The Senate Health and Welfare Committee on Wednesday reported Senate Bill 145 as amended, a measure that would require assisted‑living facilities to maintain a generator or another alternative electrical power source.
Supporters said the change responds to failures exposed by recent severe-weather events. "I received some calls from constituents of a place that housed 62 and older people, and they had no power. They had no heat, no air, no food, wrapped up in blankets," Senator Womack told the committee, recounting constituent accounts of a facility with no generator backup or external hookup.
The amendment the committee adopted — amendment set 27‑13 — removed an older two‑tier standard that treated facilities differently based on construction date and instead set a single requirement that facilities have a generator or an alternative form of backup power, Miss Trapp, committee staff, said. Kevin Hayes of the Louisiana Assisted Living Association told the committee most assisted‑living sites already have generators and called the amendment a reasonable compromise, noting a two‑year ramp and the option to contract for generation service. "You don't necessarily have one on‑site because some of these cost up to $2,000,000," Hayes said.
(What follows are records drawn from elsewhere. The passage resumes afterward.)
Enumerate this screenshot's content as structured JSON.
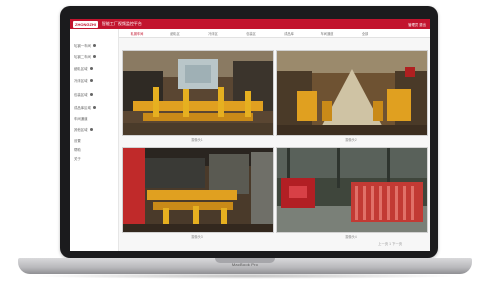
{
  "device": {
    "brand_label": "MacBook Pro"
  },
  "app": {
    "logo": "ZHONGZHI",
    "title": "智能工厂视频监控平台",
    "user": "管理员  退出"
  },
  "tabs": [
    {
      "label": "轧钢车间"
    },
    {
      "label": "细轧区"
    },
    {
      "label": "冷床区"
    },
    {
      "label": "包装区"
    },
    {
      "label": "成品库"
    },
    {
      "label": "车间通道"
    },
    {
      "label": "全部"
    }
  ],
  "sidebar": {
    "items": [
      {
        "label": "轧钢一车间",
        "has_dot": true
      },
      {
        "label": "轧钢二车间",
        "has_dot": true
      },
      {
        "label": "细轧区域",
        "has_dot": true
      },
      {
        "label": "冷床区域",
        "has_dot": true
      },
      {
        "label": "包装区域",
        "has_dot": true
      },
      {
        "label": "成品库区域",
        "has_dot": true
      },
      {
        "label": "车间通道",
        "has_dot": false
      },
      {
        "label": "其他区域",
        "has_dot": true
      },
      {
        "label": "设置",
        "has_dot": false
      },
      {
        "label": "帮助",
        "has_dot": false
      },
      {
        "label": "关于",
        "has_dot": false
      }
    ]
  },
  "cameras": [
    {
      "label": "摄像头1"
    },
    {
      "label": "摄像头2"
    },
    {
      "label": "摄像头3"
    },
    {
      "label": "摄像头4"
    }
  ],
  "pager": {
    "text": "上一页  1  下一页"
  },
  "colors": {
    "accent": "#c2142e",
    "frame": "#1b1b1d"
  }
}
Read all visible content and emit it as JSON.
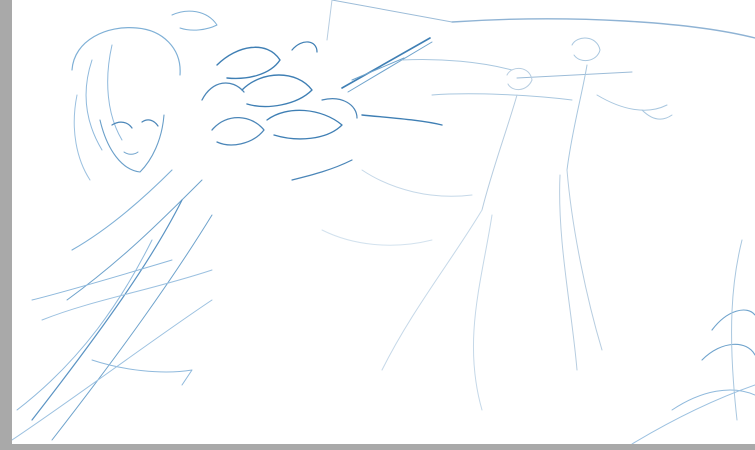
{
  "scene": {
    "description_icon": "sketch-canvas-icon",
    "colors": {
      "workspace": "#a9a9a9",
      "paper": "#ffffff",
      "stroke_dark": "#3f7fb4",
      "stroke_mid": "#6fa3cc",
      "stroke_light": "#a9c7df",
      "stroke_faint": "#d3e2ee"
    }
  }
}
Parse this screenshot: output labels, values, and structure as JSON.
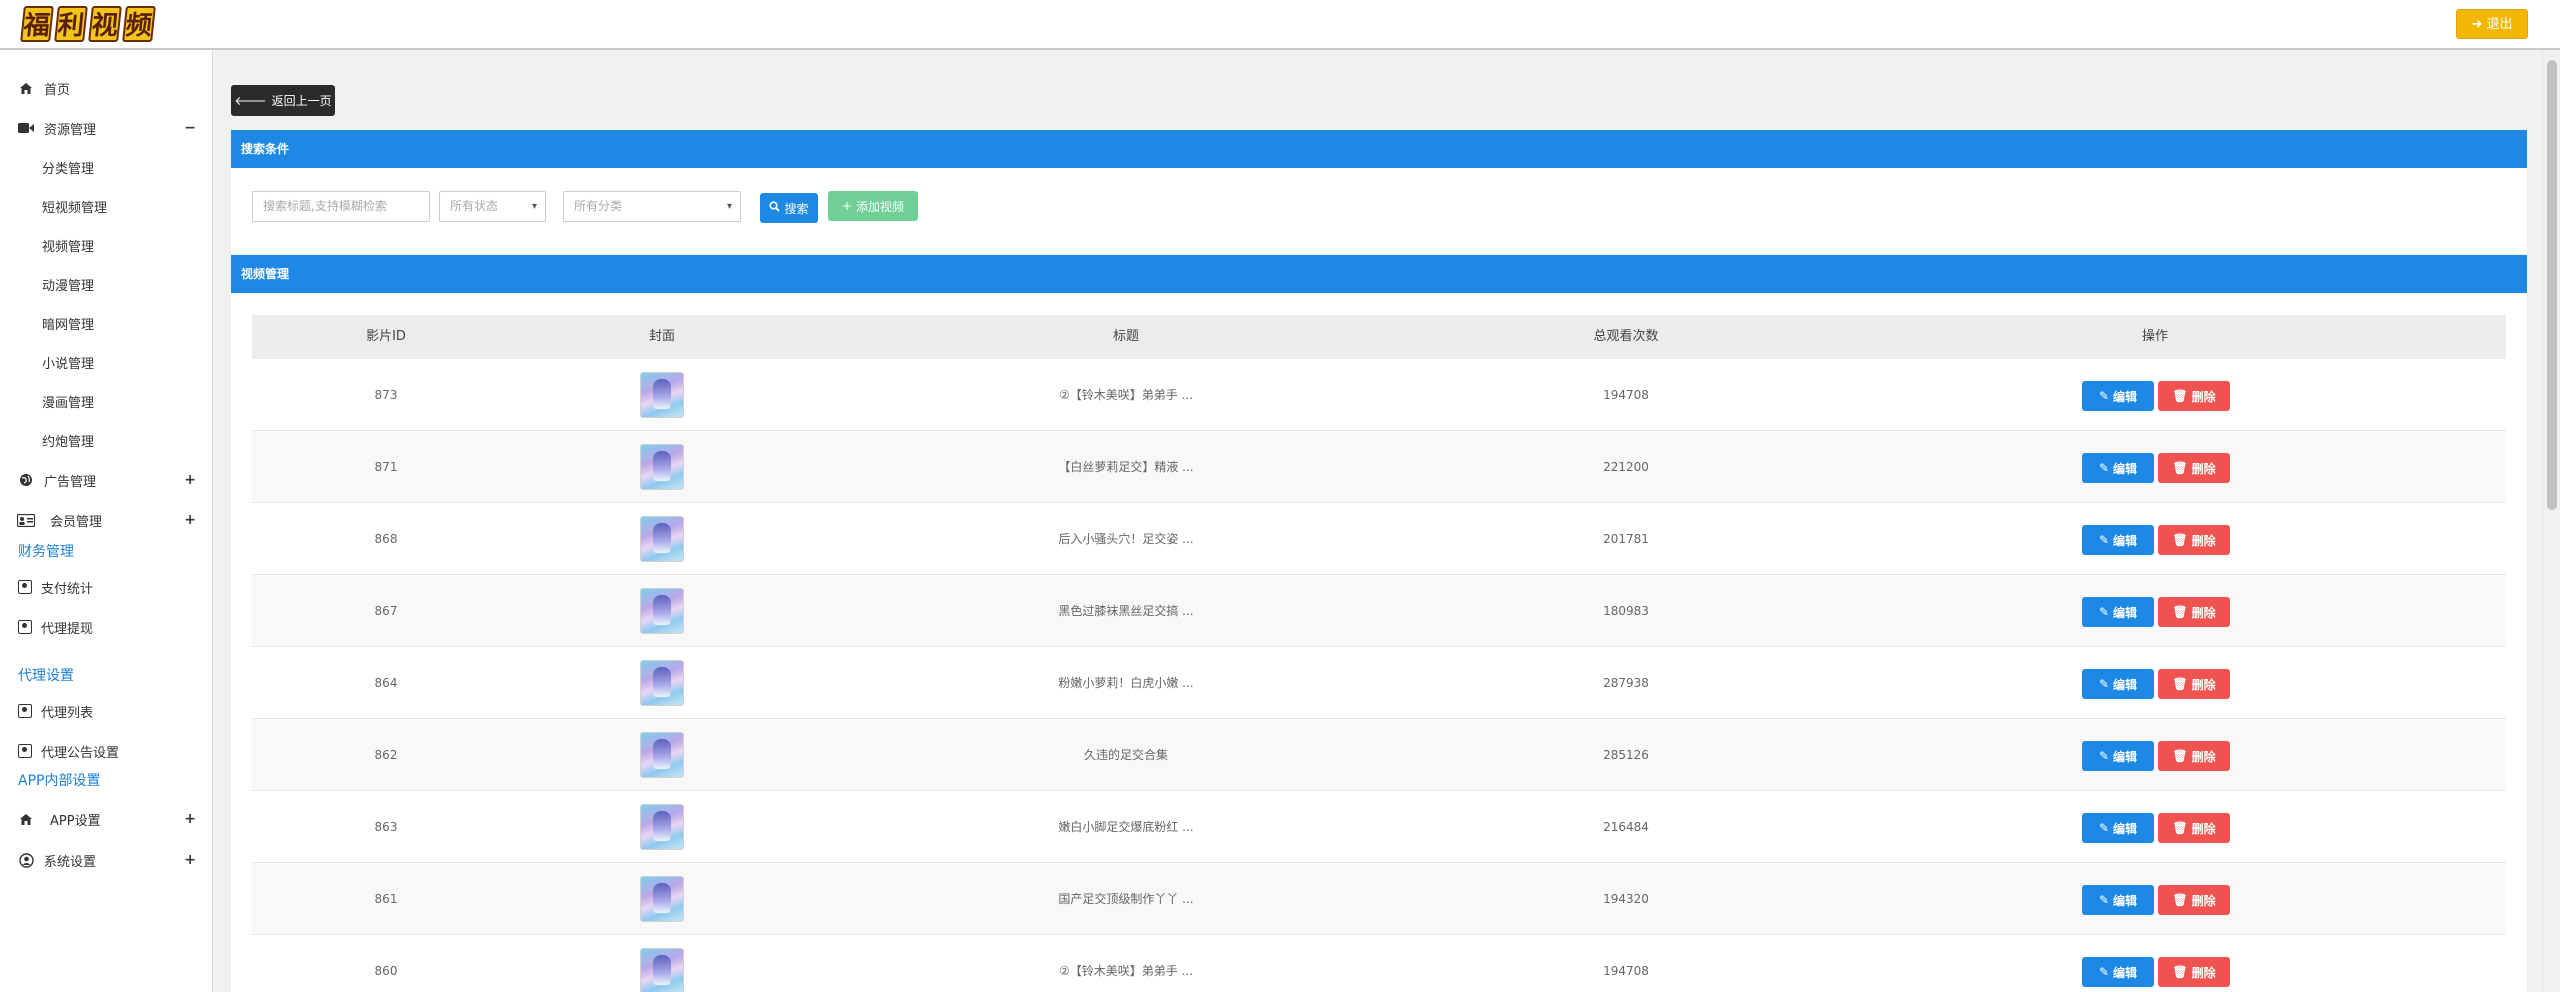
{
  "header": {
    "logo_chars": [
      "福",
      "利",
      "视",
      "频"
    ],
    "logout_label": "退出"
  },
  "sidebar": {
    "home": "首页",
    "resource": "资源管理",
    "resource_toggle": "−",
    "resource_items": [
      "分类管理",
      "短视频管理",
      "视频管理",
      "动漫管理",
      "暗网管理",
      "小说管理",
      "漫画管理",
      "约炮管理"
    ],
    "ads": "广告管理",
    "members": "会员管理",
    "finance_section": "财务管理",
    "finance_items": [
      "支付统计",
      "代理提现"
    ],
    "agent_section": "代理设置",
    "agent_items": [
      "代理列表",
      "代理公告设置"
    ],
    "app_section": "APP内部设置",
    "app_settings": "APP设置",
    "system_settings": "系统设置",
    "plus": "+"
  },
  "main": {
    "back_label": "返回上一页",
    "search_panel_title": "搜索条件",
    "search_placeholder": "搜索标题,支持模糊检索",
    "status_select": "所有状态",
    "category_select": "所有分类",
    "search_button": "搜索",
    "add_button": "添加视频",
    "video_panel_title": "视频管理"
  },
  "table": {
    "headers": [
      "影片ID",
      "封面",
      "标题",
      "总观看次数",
      "操作"
    ],
    "edit_label": "编辑",
    "delete_label": "删除",
    "rows": [
      {
        "id": "873",
        "title": "②【铃木美咲】弟弟手 ...",
        "views": "194708"
      },
      {
        "id": "871",
        "title": "【白丝萝莉足交】精液 ...",
        "views": "221200"
      },
      {
        "id": "868",
        "title": "后入小骚头穴！足交姿 ...",
        "views": "201781"
      },
      {
        "id": "867",
        "title": "黑色过膝袜黑丝足交搞 ...",
        "views": "180983"
      },
      {
        "id": "864",
        "title": "粉嫩小萝莉！白虎小嫩 ...",
        "views": "287938"
      },
      {
        "id": "862",
        "title": "久违的足交合集",
        "views": "285126"
      },
      {
        "id": "863",
        "title": "嫩白小脚足交爆底粉红 ...",
        "views": "216484"
      },
      {
        "id": "861",
        "title": "国产足交顶级制作丫丫 ...",
        "views": "194320"
      },
      {
        "id": "860",
        "title": "②【铃木美咲】弟弟手 ...",
        "views": "194708"
      }
    ]
  }
}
Committee members asked about the bill's effective date and whether other vulnerable groups might be left out; Kimberly Humbles, deputy executive counsel for the Louisiana Department of Health, said nursing homes had previously been addressed and that the amendment targets adult residential care providers who remain without backup power. The committee approved the bill as amended with no recorded objections on the motion to report.
The bill moves next to the Senate floor; lawmakers said implementation details — including timelines for compliance and whether contracts with off‑site generator providers will be allowed — can be clarified as the measure advances.